Skyfall.Very good for the most part, bad in small parts, slightly wrong in other small parts.
First up: Daniel Craig, Judi Dench and Javier Bardem are all proper actors. Put any two of them in a room with a decent script and the proper lighting and you get a real properly acted scene. There are a few of those. Javier Bardem is a great Bond villain, and I still maintain that Daniel Craig and Judi Dench are brilliant as Bond and M: the history, the friction, the affection, it's all there. Motorbike chase over rooftops? - check. Exploding tube trains (and MI6 headquarters)? - check. Big set piece at the end? They blew up part of the set of Harry Potter* - question mark.
It's the 50th anniversary of Dr. No, so there were a lot of retrospective jokes about "is it time to take a desk job?", "the world of espionage is so hi-tech today, I can do more damage with my laptop in ten minutes than you can do with your gun in an hour", that sort of thing. A couple of references would have been enough, it dragged on far too much and got in the way of the story. The original Aston Martin DB5 made an appearance. Oh, baby...
I think Sam Mendes was trying to remake Moonraker or Live and Let Die, one of the big Roger Moore epics. That is not the Bond that Daniel Craig is: he's an actor, a Bond who uses his fists, who can get injured, who has his loyalties tested and his reputation besmirched and has to recover them. That is where a Daniel Craig Bond movie should be pitched, not "Hey! Let's blow some more shit up! It will cover up the lack of acting! Or Story!"
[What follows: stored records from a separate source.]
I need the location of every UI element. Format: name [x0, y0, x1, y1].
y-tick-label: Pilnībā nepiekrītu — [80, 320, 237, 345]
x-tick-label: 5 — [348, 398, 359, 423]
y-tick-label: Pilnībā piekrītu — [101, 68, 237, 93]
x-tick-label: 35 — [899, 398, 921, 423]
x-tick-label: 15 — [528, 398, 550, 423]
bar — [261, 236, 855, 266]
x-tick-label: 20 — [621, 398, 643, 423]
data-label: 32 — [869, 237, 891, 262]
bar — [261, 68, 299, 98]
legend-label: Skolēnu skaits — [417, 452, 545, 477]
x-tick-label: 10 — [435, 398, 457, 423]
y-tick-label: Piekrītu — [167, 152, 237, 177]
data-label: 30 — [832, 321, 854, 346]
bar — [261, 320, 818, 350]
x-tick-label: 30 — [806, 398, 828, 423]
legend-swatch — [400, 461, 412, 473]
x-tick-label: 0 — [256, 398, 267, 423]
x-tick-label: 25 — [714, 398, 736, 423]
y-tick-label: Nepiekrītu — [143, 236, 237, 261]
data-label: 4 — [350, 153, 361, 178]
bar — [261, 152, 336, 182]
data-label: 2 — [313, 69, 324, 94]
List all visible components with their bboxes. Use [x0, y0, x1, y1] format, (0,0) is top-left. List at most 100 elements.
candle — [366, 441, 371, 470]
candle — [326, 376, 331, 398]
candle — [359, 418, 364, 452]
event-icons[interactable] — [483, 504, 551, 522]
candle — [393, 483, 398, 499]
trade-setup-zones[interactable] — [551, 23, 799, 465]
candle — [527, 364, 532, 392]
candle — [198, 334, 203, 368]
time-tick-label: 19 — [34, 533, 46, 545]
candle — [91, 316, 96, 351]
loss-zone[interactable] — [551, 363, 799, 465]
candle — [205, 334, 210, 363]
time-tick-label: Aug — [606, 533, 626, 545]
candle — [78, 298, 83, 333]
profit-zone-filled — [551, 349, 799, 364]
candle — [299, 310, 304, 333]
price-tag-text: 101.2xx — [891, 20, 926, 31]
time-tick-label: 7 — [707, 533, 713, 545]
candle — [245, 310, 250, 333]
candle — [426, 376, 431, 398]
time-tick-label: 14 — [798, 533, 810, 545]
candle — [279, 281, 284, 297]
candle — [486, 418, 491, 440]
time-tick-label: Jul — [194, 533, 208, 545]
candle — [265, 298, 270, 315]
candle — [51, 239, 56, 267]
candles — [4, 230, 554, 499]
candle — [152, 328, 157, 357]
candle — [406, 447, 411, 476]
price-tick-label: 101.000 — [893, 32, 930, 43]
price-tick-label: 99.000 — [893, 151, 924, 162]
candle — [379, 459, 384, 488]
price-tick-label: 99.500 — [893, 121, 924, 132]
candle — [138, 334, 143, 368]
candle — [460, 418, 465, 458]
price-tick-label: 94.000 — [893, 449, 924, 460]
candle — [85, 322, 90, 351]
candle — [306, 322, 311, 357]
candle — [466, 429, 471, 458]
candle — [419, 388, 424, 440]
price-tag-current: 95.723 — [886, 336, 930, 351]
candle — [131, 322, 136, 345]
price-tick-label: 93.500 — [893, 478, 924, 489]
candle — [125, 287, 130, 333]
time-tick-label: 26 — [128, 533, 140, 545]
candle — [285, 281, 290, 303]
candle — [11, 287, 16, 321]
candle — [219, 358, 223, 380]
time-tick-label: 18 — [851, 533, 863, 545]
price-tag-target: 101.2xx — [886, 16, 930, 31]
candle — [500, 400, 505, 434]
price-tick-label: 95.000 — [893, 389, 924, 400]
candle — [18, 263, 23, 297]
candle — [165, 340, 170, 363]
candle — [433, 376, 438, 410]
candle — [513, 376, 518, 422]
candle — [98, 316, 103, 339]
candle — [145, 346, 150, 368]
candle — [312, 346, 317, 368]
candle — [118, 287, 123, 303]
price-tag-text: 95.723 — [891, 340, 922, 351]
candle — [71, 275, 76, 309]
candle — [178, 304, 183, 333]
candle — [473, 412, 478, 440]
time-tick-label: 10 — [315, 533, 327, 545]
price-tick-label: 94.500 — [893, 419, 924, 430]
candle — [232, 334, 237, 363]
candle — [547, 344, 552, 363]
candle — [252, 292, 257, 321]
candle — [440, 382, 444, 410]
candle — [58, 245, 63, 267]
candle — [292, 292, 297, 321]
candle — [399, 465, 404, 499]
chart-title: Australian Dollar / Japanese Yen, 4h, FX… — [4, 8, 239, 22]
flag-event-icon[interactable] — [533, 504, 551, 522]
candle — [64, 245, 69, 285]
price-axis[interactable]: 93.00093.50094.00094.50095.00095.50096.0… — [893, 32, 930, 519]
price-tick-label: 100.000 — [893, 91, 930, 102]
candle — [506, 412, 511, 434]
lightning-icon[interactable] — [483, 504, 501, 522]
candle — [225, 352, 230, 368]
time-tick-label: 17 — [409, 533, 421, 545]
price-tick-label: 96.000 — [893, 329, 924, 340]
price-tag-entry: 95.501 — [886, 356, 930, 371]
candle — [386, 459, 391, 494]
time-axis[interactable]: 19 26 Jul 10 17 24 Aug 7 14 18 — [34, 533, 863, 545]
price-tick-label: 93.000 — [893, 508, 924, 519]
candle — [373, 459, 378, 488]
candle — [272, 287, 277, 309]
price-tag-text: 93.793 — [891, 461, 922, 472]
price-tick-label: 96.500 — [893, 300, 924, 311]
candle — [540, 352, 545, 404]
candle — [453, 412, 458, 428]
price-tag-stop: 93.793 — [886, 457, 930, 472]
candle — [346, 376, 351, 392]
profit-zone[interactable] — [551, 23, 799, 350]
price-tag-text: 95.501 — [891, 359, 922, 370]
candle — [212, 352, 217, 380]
Naomie Harris is the new Moneypenny. She is spot on, and the back-story fits with the flirting and the history. She gives Bond a shave: this scene is more genuinely sensual than any in-the-sack scene in any Bond movie. Seriously. Also, she's a babe - schu-wing!!!
Bérénice Marlohe as Sévérine on the other hand... She looks like she got dressed in the dark and got me to put her make-up on. When I was drunk. She does not develop as a character, and then she dies in a haphazard and meaningless manner. That's back to the '70's mysogynistic attitude that Bond movies used to have. Kill her like you mean it, if you have to kill her.
Overall, I liked it, but I suspect Barbara Broccoli lacks the instincts that her dad had in spades. He really knew what he wanted from a Bond movie - I think she's thinking too much about legacy and maintaining the brand, and not enough about reinventing the brand and making the best movies she could.
*spoiler alert! Skyfall is the name of the house in the middle of Glencoe in the Scottish Highlands where Bond's parents lived and where he grew up until he was orphaned. The big set piece was blowing it up / burning it down. This was actually presented in a fairly realistic and not completely fantastical way. While I applaud that, does realism really belong in a Bond Movie?